When it comes to hedging against financial volatility, consumers and investors tend to flock to three different types of assets. First of all, there is cash, which is the preferred option for consumers. Additionally, gold presents a welcome alternative as well. Some people even decide to get involved in bitcoin. Let’s take a look at how these three tools compare to one another in terms of financial duress.
3. Cash Has Its Merit
If something were to happen to the banking system, the last place anybody should store their money is in a bank account. Even though most people use a bank card to pay for goods and services, there is something about cash that makes consumers feel empowered. After all, with cash, the consumer controls their own funds, rather than asking the bank for permission to access their wealth.

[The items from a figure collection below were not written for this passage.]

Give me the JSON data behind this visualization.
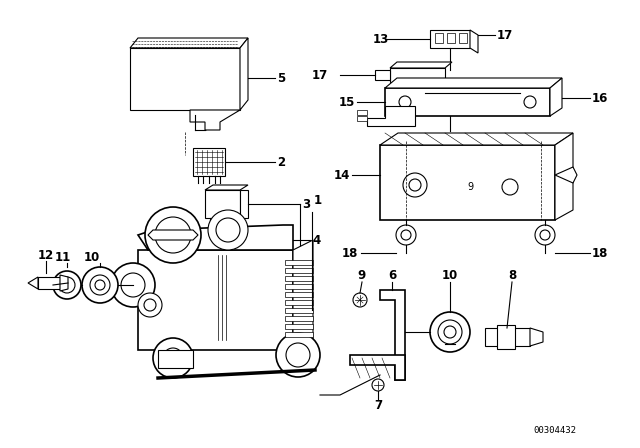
{
  "background_color": "#ffffff",
  "diagram_code": "00304432",
  "line_color": "#000000",
  "label_fontsize": 8.5,
  "diagram_fontsize": 6.5,
  "lw": 0.8
}
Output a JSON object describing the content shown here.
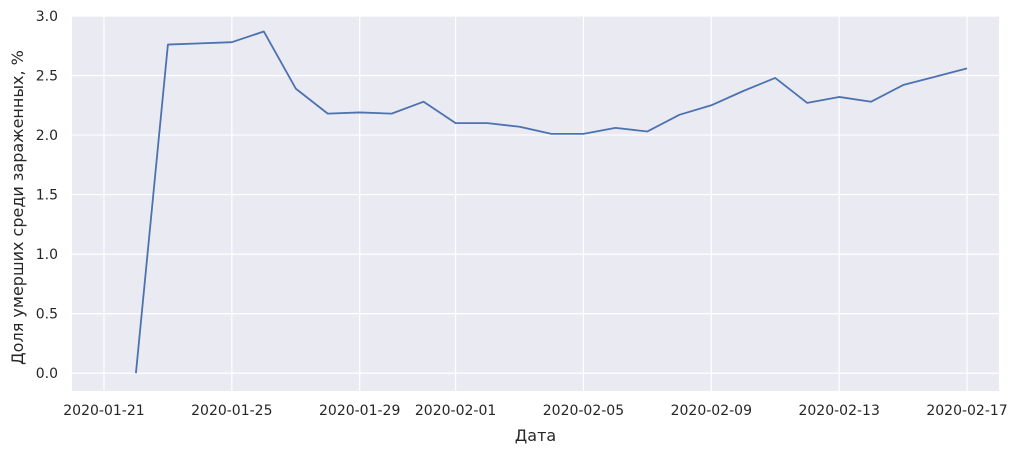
{
  "chart_data": {
    "type": "line",
    "xlabel": "Дата",
    "ylabel": "Доля умерших среди зараженных, %",
    "grid": true,
    "ylim": [
      -0.15,
      3.0
    ],
    "xlim": [
      "2020-01-20",
      "2020-02-18"
    ],
    "xticks": [
      "2020-01-21",
      "2020-01-25",
      "2020-01-29",
      "2020-02-01",
      "2020-02-05",
      "2020-02-09",
      "2020-02-13",
      "2020-02-17"
    ],
    "yticks": [
      "0.0",
      "0.5",
      "1.0",
      "1.5",
      "2.0",
      "2.5",
      "3.0"
    ],
    "colors": {
      "line": "#4c72b0",
      "plot_background": "#eaeaf2",
      "grid": "#ffffff"
    },
    "series": [
      {
        "x": [
          "2020-01-22",
          "2020-01-23",
          "2020-01-24",
          "2020-01-25",
          "2020-01-26",
          "2020-01-27",
          "2020-01-28",
          "2020-01-29",
          "2020-01-30",
          "2020-01-31",
          "2020-02-01",
          "2020-02-02",
          "2020-02-03",
          "2020-02-04",
          "2020-02-05",
          "2020-02-06",
          "2020-02-07",
          "2020-02-08",
          "2020-02-09",
          "2020-02-10",
          "2020-02-11",
          "2020-02-12",
          "2020-02-13",
          "2020-02-14",
          "2020-02-15",
          "2020-02-16",
          "2020-02-17"
        ],
        "values": [
          0.0,
          2.76,
          2.77,
          2.78,
          2.87,
          2.39,
          2.18,
          2.19,
          2.18,
          2.28,
          2.1,
          2.1,
          2.07,
          2.01,
          2.01,
          2.06,
          2.03,
          2.17,
          2.25,
          2.37,
          2.48,
          2.27,
          2.32,
          2.28,
          2.42,
          2.49,
          2.56
        ]
      }
    ]
  }
}
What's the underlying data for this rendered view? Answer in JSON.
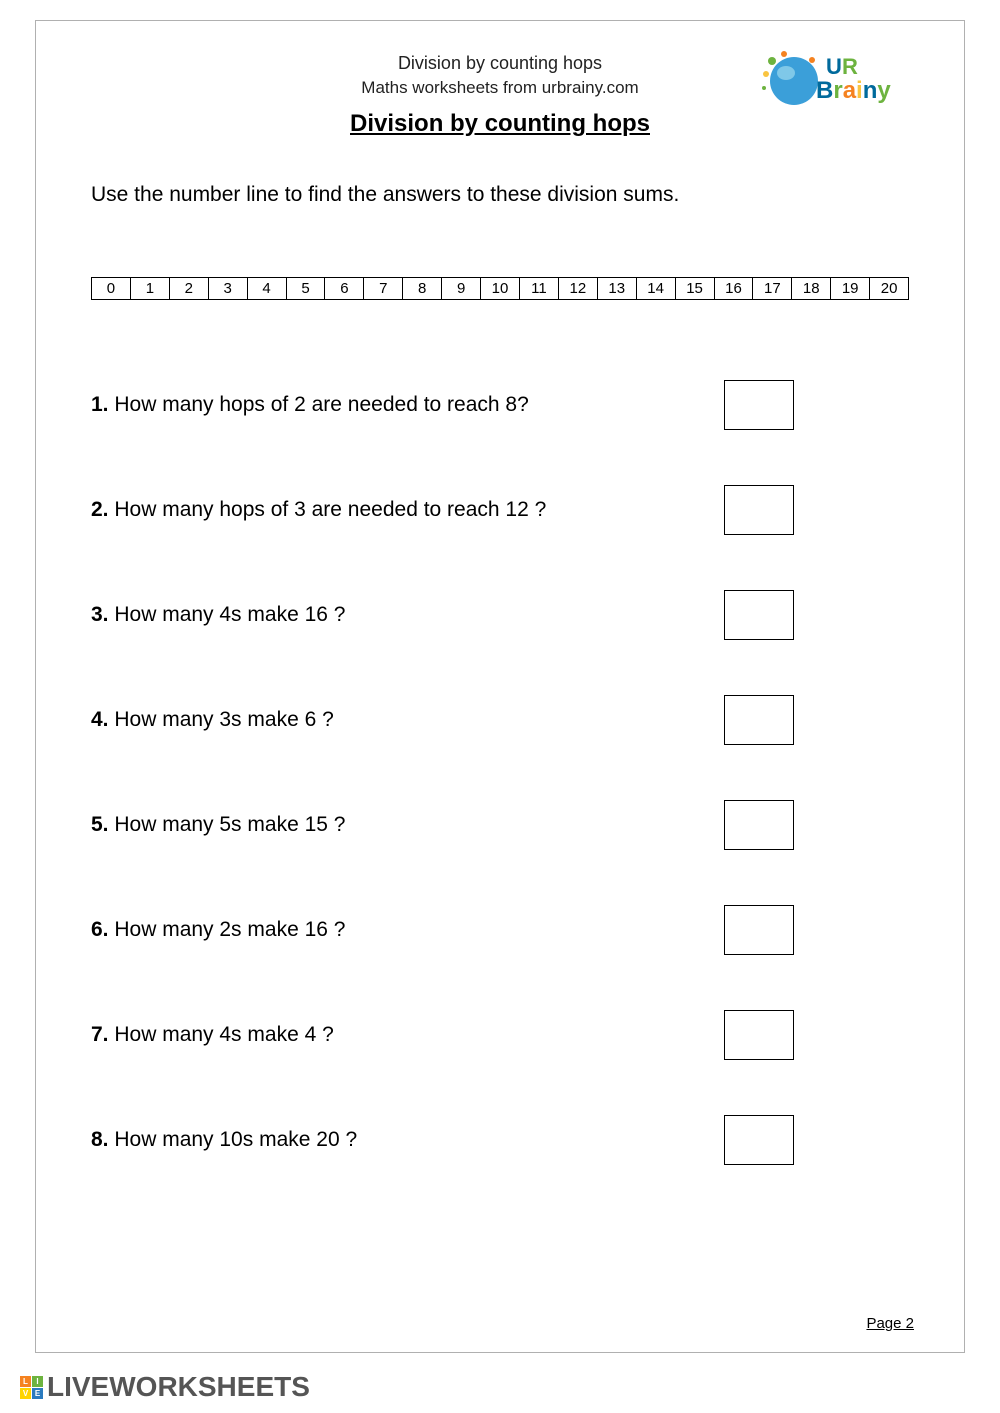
{
  "header": {
    "title": "Division by counting hops",
    "subtitle": "Maths worksheets from urbrainy.com"
  },
  "logo": {
    "text_ur": "UR",
    "text_brainy": "Brainy",
    "colors": {
      "blue": "#3b9fd9",
      "green": "#6db33f",
      "orange": "#f58220",
      "yellow": "#f9c440",
      "lightblue": "#7fc8e8"
    }
  },
  "main_title": "Division by counting hops",
  "instruction": "Use the number line to find the answers to these division sums.",
  "number_line": {
    "start": 0,
    "end": 20,
    "values": [
      "0",
      "1",
      "2",
      "3",
      "4",
      "5",
      "6",
      "7",
      "8",
      "9",
      "10",
      "11",
      "12",
      "13",
      "14",
      "15",
      "16",
      "17",
      "18",
      "19",
      "20"
    ]
  },
  "questions": [
    {
      "num": "1",
      "text": "How many hops of 2 are needed to reach 8?"
    },
    {
      "num": "2",
      "text": "How many hops of 3 are needed to reach 12 ?"
    },
    {
      "num": "3",
      "text": "How many 4s make 16 ?"
    },
    {
      "num": "4",
      "text": "How many 3s make 6 ?"
    },
    {
      "num": "5",
      "text": "How many 5s make 15 ?"
    },
    {
      "num": "6",
      "text": "How many 2s make 16 ?"
    },
    {
      "num": "7",
      "text": "How many 4s make 4  ?"
    },
    {
      "num": "8",
      "text": "How many 10s make 20 ?"
    }
  ],
  "page_number": "Page 2",
  "footer": {
    "brand": "LIVEWORKSHEETS",
    "grid_colors": [
      "#f58220",
      "#6db33f",
      "#ffd400",
      "#2b7bbf"
    ],
    "grid_letters": [
      "L",
      "I",
      "V",
      "E"
    ]
  },
  "answer_box": {
    "border_color": "#000000",
    "background": "#ffffff"
  }
}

Albeit some people may argue cash can be less user-friendly compared to payment cards, there will always be a place for paper money and metal coins in our society. Going cashless will only empower banks even more, which is the last thing our society needs right now. Unfortunately, storing large amounts of cash at home or in a location that is not a bank can prove to be quite problematic. Cash is a useful tool to remain anonymous and in control of one’s finances, but it has its drawbacks as well.
2. Gold’s Popularity is Waning
In times of financial turmoil, gold is always considered to be the safe-haven asset. Mainly investors will buy amounts of gold – and other precious metals – to hedge against fiat currency volatility. For example, the gold price shot up once Donald Trump was elected to be the next US President. Many people feared for the US economy, yet events unfolded in a rather anticlimactic manner. That does not mean gold is no longer a viable investment, although it has lost some of its appeal as of late.
The main problem with gold as an investment vehicle is how consumers have no easy access to this resource. They will need to use a broker-dealer or a bank to buy gold, which adds another intermediary to the equation. Moreover, moving large amounts of gold is very difficult, unless this can be done in digital format. To most consumers, gold will never be a viable investment opportunity as it is not available in a convenient format.
1. Bitcoin Is An Interesting Alternative Option
A lot can be said about bitcoin, not in the least how it can be a rather volatile digital asset. While it is true that bitcoin’s price goes through ups and downs on a rather regular basis, things are not as bad as some people may think. It is true the value can shift drastically in a matter of minutes. Then again, bitcoin’s price usually recovers rather quickly as well.
Some people see bitcoin as the new safe-haven investment vehicle. Considering how the value per bitcoin surpassed the price per troy ounce of gold, there is some merit to that statement. Other people think bitcoin will not retain its value over time. Then again, bitcoin puts holders in full control of their money, it comes in digital format and can be used all over the world without going through a conversion process first. It combines the best of cash and gold while providing an open market and no restrictions imposed by banks or governments.